Pope Apologizes for Church Abuse, Then Leads Mass Next to Complicit Bishop

Why does the Catholic Church have so much trouble getting people to believe they’ve taken serious steps to curb the rampant sexual abuse of children? Maybe it’s because of what Pope Francis did this morning.

In a speech he gave yesterday in Chile — alongside the nation’s atheist President Michelle Bachelet, no less — he acted like he was seriously bothered by all the abuse. He said all the right things. He promised to “take steps” to prevent the crimes from occurring again in the future. All of that is part of the Catholic Church playbook at this point:

Pope Francis said on Tuesday that he was “pained and ashamed” over the “irreparable damage” priests had inflicted on minors, as he offered Chileans an apology during his first visit to their country as pontiff.

“It is just to ask for forgiveness and to support victims with as much strength as possible, even as we take steps to ensure that this never happens again,” the pope said during an address in Santiago, Chile’s capital, attended by President Michelle Bachelet.

He might have been okay, at least rhetorically, had he stopped there.

But check out what he did later that day.

BarrosChileBishop

After leaving the presidential palace, Francis celebrated Mass in Santiago alongside Bishop Juan Barros Madrid of Osorno, a city in southern Chile. Bishop Barros has been accused of protecting the Rev. Fernando Karadima, a former priest who was defrocked by the Vatican for abusing teenagers during the 1980s and 1990s.

The pope has been criticized for elevating Father Barros to bishop in 2015 despite being aware of the allegations against him.

That’s like a group of doctors celebrating their new healthy eating initiative by going to McDonald’s.

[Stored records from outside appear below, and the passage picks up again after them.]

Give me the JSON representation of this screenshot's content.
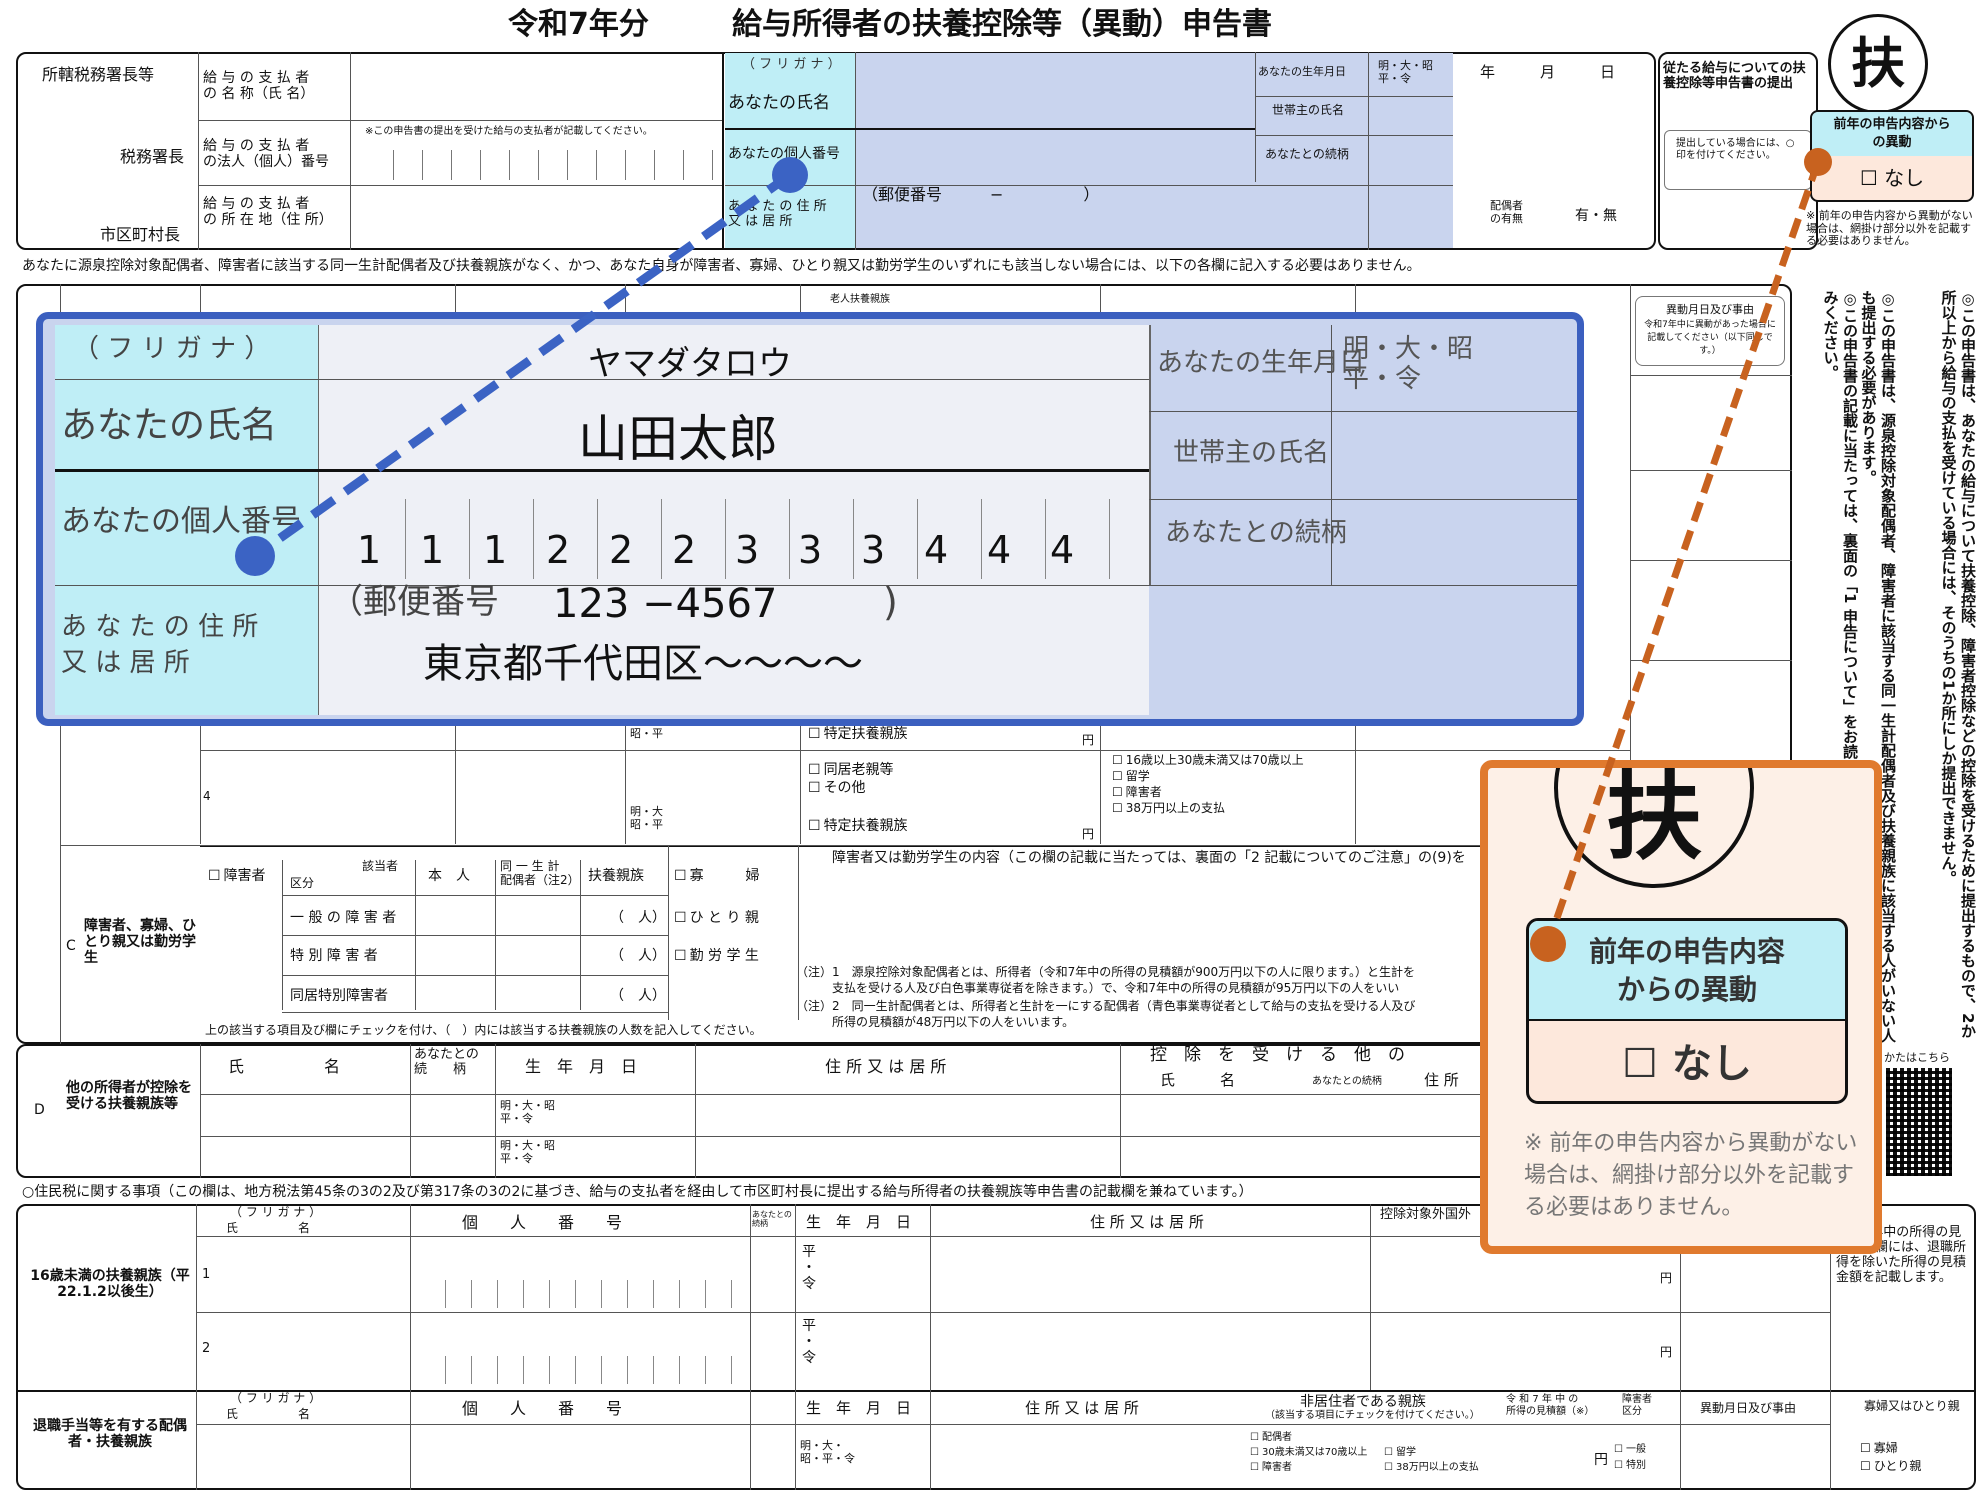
{
  "header": {
    "year": "令和7年分",
    "title": "給与所得者の扶養控除等（異動）申告書",
    "fu_badge": "扶"
  },
  "top": {
    "office_label1": "所轄税務署長等",
    "office_label2": "税務署長",
    "office_label3": "市区町村長",
    "payer_name": "給 与 の 支 払 者\nの 名 称（氏 名）",
    "payer_number": "給 与 の 支 払 者\nの法人（個人）番号",
    "payer_number_note": "※この申告書の提出を受けた給与の支払者が記載してください。",
    "payer_address": "給 与 の 支 払 者\nの 所 在 地（住 所）",
    "furigana_small": "（ フ リ ガ ナ ）",
    "name_small": "あなたの氏名",
    "mynumber_small": "あなたの個人番号",
    "address_small": "あ な た の 住 所\n又 は 居 所",
    "postal_small": "（郵便番号　　　−　　　　　）",
    "birth_small": "あなたの生年月日",
    "era_small": "明・大・昭\n平・令",
    "ymd": "年　　　月　　　日",
    "head_small": "世帯主の氏名",
    "relation_small": "あなたとの続柄",
    "spouse_small": "配偶者\nの有無",
    "spouse_yn": "有・無",
    "side_box_title": "従たる給与についての扶養控除等申告書の提出",
    "side_box_note": "提出している場合には、○印を付けてください。",
    "change_title": "前年の申告内容からの異動",
    "change_none": "なし",
    "change_note": "※ 前年の申告内容から異動がない場合は、網掛け部分以外を記載する必要はありません。"
  },
  "notice_line": "あなたに源泉控除対象配偶者、障害者に該当する同一生計配偶者及び扶養親族がなく、かつ、あなた自身が障害者、寡婦、ひとり親又は勤労学生のいずれにも該当しない場合には、以下の各欄に記入する必要はありません。",
  "zoom_blue": {
    "furigana_label": "（ フ リ ガ ナ ）",
    "furigana_value": "ヤマダタロウ",
    "name_label": "あなたの氏名",
    "name_value": "山田太郎",
    "mynumber_label": "あなたの個人番号",
    "mynumber_digits": [
      "1",
      "1",
      "1",
      "2",
      "2",
      "2",
      "3",
      "3",
      "3",
      "4",
      "4",
      "4"
    ],
    "address_label": "あ な た の 住 所\n又 は 居 所",
    "postal_prefix": "（郵便番号",
    "postal_value": "123 −4567",
    "postal_suffix": ")",
    "address_value": "東京都千代田区～～～～",
    "birth_label": "あなたの生年月日",
    "era": "明・大・昭\n平・令",
    "head_label": "世帯主の氏名",
    "relation_label": "あなたとの続柄"
  },
  "zoom_orange": {
    "badge": "扶",
    "title": "前年の申告内容\nからの異動",
    "none": "なし",
    "note": "※ 前年の申告内容から異動がない場合は、網掛け部分以外を記載する必要はありません。"
  },
  "middle": {
    "item_specific": "特定扶養親族",
    "item_elderly": "同居老親等",
    "item_other": "その他",
    "item_specific2": "特定扶養親族",
    "era_mt": "明・大\n昭・平",
    "era_sh": "昭・平",
    "row4": "4",
    "yen": "円",
    "checks_right": [
      "16歳以上30歳未満又は70歳以上",
      "留学",
      "障害者",
      "38万円以上の支払"
    ],
    "ryu_right_top": "異動月日及び事由",
    "ryu_right_note": "令和7年中に異動があった場合に記載してください（以下同じです。）",
    "old_dep": "老人扶養親族"
  },
  "section_c": {
    "label": "C",
    "heading": "障害者、寡婦、ひとり親又は勤労学生",
    "disabled": "障害者",
    "kubun": "区分",
    "gaitosha": "該当者",
    "honnin": "本　人",
    "same_spouse": "同 一 生 計\n配偶者（注2）",
    "dependents": "扶養親族",
    "rows": [
      "一 般 の 障 害 者",
      "特 別 障 害 者",
      "同居特別障害者"
    ],
    "people": "（　人）",
    "widow": "寡　　　婦",
    "single_parent": "ひ と り 親",
    "student": "勤 労 学 生",
    "content_title": "障害者又は勤労学生の内容（この欄の記載に当たっては、裏面の「2 記載についてのご注意」の(9)を",
    "note1": "（注）1　源泉控除対象配偶者とは、所得者（令和7年中の所得の見積額が900万円以下の人に限ります。）と生計を",
    "note1b": "支払を受ける人及び白色事業専従者を除きます。）で、令和7年中の所得の見積額が95万円以下の人をいい",
    "note2": "（注）2　同一生計配偶者とは、所得者と生計を一にする配偶者（青色事業専従者として給与の支払を受ける人及び",
    "note2b": "所得の見積額が48万円以下の人をいいます。",
    "footer": "上の該当する項目及び欄にチェックを付け、（　）内には該当する扶養親族の人数を記入してください。"
  },
  "section_d": {
    "label": "D",
    "heading": "他の所得者が控除を受ける扶養親族等",
    "name": "氏　　　　　名",
    "relation": "あなたとの\n続　　柄",
    "birth": "生　年　月　日",
    "address": "住 所 又 は 居 所",
    "deduct": "控　除　を　受　け　る　他　の",
    "d_name": "氏　　　名",
    "d_rel": "あなたとの続柄",
    "d_addr": "住 所",
    "era": "明・大・昭\n平・令",
    "qr_label": "かたはこちら"
  },
  "resident_line": "○住民税に関する事項（この欄は、地方税法第45条の3の2及び第317条の3の2に基づき、給与の支払者を経由して市区町村長に提出する給与所得者の扶養親族等申告書の記載欄を兼ねています。）",
  "section_res": {
    "under16": "16歳未満の扶養親族（平22.1.2以後生）",
    "furigana": "（ フ リ ガ ナ ）",
    "name": "氏　　　　　名",
    "mynumber": "個　　人　　番　　号",
    "rel_small": "あなたとの続柄",
    "birth": "生　年　月　日",
    "address": "住 所 又 は 居 所",
    "overseas": "控除対象外国外",
    "row1": "1",
    "row2": "2",
    "era_hr": "平\n・\n令",
    "yen": "円",
    "retire": "退職手当等を有する配偶者・扶養親族",
    "nonres": "非居住者である親族",
    "nonres_note": "（該当する項目にチェックを付けてください。）",
    "income_est": "令 和 7 年 中 の\n所得の見積額（※）",
    "dis_kubun": "障害者\n区分",
    "move": "異動月日及び事由",
    "widow_single": "寡婦又はひとり親",
    "checks": [
      "配偶者",
      "30歳未満又は70歳以上",
      "障害者",
      "留学",
      "38万円以上の支払"
    ],
    "general": "一般",
    "special": "特別",
    "widow": "寡婦",
    "single": "ひとり親",
    "era_all": "明・大・\n昭・平・令",
    "right_note": "令和7年中の所得の見積額」欄には、退職所得を除いた所得の見積金額を記載します。"
  },
  "right_column": {
    "col1": "◎この申告書は、あなたの給与について扶養控除、障害者控除などの控除を受けるために提出するもので、2か所以上から給与の支払を受けている場合には、そのうちの1か所にしか提出できません。",
    "col2": "◎この申告書は、源泉控除対象配偶者、障害者に該当する同一生計配偶者及び扶養親族に該当する人がいない人も提出する必要があります。",
    "col3": "◎この申告書の記載に当たっては、裏面の「1 申告について」をお読みください。"
  },
  "colors": {
    "blue_fill": "#c9d4ee",
    "cyan_fill": "#bfeef6",
    "blue_frame": "#3b5fbf",
    "orange_frame": "#e07a2e",
    "dot_blue": "#3b63c4",
    "dot_orange": "#c8621f"
  }
}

If the Catholic leadership really took protecting children seriously, they would kick out every priest accused of being a predator as well as anyone who may have covered up such abuse (at least until the issues could be investigated and resolved). At the very least, for the sake of optics, don’t hang out with them.

At least Chileans didn’t fall for it. A number of them told reporters that the pope’s hollow words and the complicity of Church leadership was why they were no longer Catholics.

“That is such a terrible sign and an incoherent signal to survivors,” [abuse victim Juan Carlos Cruz] said, calling it “the reason Chile has lost so much faith in the hierarchy and we have become a much less Catholic country.”

Cruz and his fellow citizens are better off without corrupt Catholicism. What we need are more people like him calling out the Church’s bad behavior instead of more speeches by a pope who loves to talk a good game but refuses to follow through with the sort of actions that would back it up.